Tek-Tips is the largest IT community on the Internet today!

Members share and learn making Tek-Tips Forums the best source of peer-reviewed technical information on the Internet!

  • Congratulations John Tel on being selected by the Tek-Tips community for having the most helpful posts in the forums last week.

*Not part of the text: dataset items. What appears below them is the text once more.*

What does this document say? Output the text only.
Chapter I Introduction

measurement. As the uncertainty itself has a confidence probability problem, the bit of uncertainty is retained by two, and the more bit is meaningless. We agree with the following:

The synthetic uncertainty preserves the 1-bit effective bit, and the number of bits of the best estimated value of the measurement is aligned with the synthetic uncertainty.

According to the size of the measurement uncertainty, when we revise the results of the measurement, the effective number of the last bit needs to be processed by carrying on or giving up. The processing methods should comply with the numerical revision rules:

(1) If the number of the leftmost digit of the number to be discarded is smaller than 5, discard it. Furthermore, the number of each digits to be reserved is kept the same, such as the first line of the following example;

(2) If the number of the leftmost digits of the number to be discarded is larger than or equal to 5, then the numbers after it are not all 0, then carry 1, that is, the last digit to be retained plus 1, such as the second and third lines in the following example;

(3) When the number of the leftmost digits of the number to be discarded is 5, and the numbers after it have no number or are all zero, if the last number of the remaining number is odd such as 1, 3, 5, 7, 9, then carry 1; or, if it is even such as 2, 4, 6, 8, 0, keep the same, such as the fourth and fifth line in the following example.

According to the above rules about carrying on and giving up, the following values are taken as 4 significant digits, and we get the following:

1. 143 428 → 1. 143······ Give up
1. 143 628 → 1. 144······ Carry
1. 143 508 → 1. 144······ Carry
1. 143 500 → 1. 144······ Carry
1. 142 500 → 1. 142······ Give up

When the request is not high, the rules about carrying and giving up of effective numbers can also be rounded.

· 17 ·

Way to Go!

Extra Spaces in Spool File 4

Status
Not open for further replies.

johnnybee

Programmer
Dec 16, 2002
24
GB
I am currently extracting data into a file using the following script:

Code:
set linesize 1180
set pagesize 0
set head off
set term off
set wrap off

column CONTACT_ID format 9999999999
column FIRST_NAME format a78
column LAST_NAME format a78
column JOB_TITLE format a78
column ADDRESS_LINE_1 format a78
column ADDRESS_LINE_2 format a78
column ADDRESS_LINE_3 format a78
column ADDRESS_LINE_4 format a78
column CITY format a78
column STATE format a78
column POSTAL_CODE format a78
column COUNTRY format a78
column LAST_SOURCE_SYSTEM format a78
column COMPANY_NAME format a78
column COUNTY format a78
column NVL(STATE,COUNTRY) format a78

spool uk_contacts

select * from
(select
a.CONTACT_ID,
a.FIRST_NAME,
a.LAST_NAME,
a.JOB_TITLE,
ADDRESS_LINE_1,
ADDRESS_LINE_2,
ADDRESS_LINE_3,
ADDRESS_LINE_4,
CITY,
NVL(STATE,COUNTY),
ZIP_POSTAL_CODE,
COUNTRY,
a.LAST_SOURCE_SYSTEM,
COMPANY_NAME,
COUNTY
from cccadm.gcr_contacts_ss a, cccadm.gcr_postal_ss b
where a.contact_id = b.contact_id
and country_of_origin = 'UK')
where rownum < 2000;

spool off
set term on
set wrap on

All of the fields are VARCHAR2, except for CONTACT_ID which is a NUMBER field.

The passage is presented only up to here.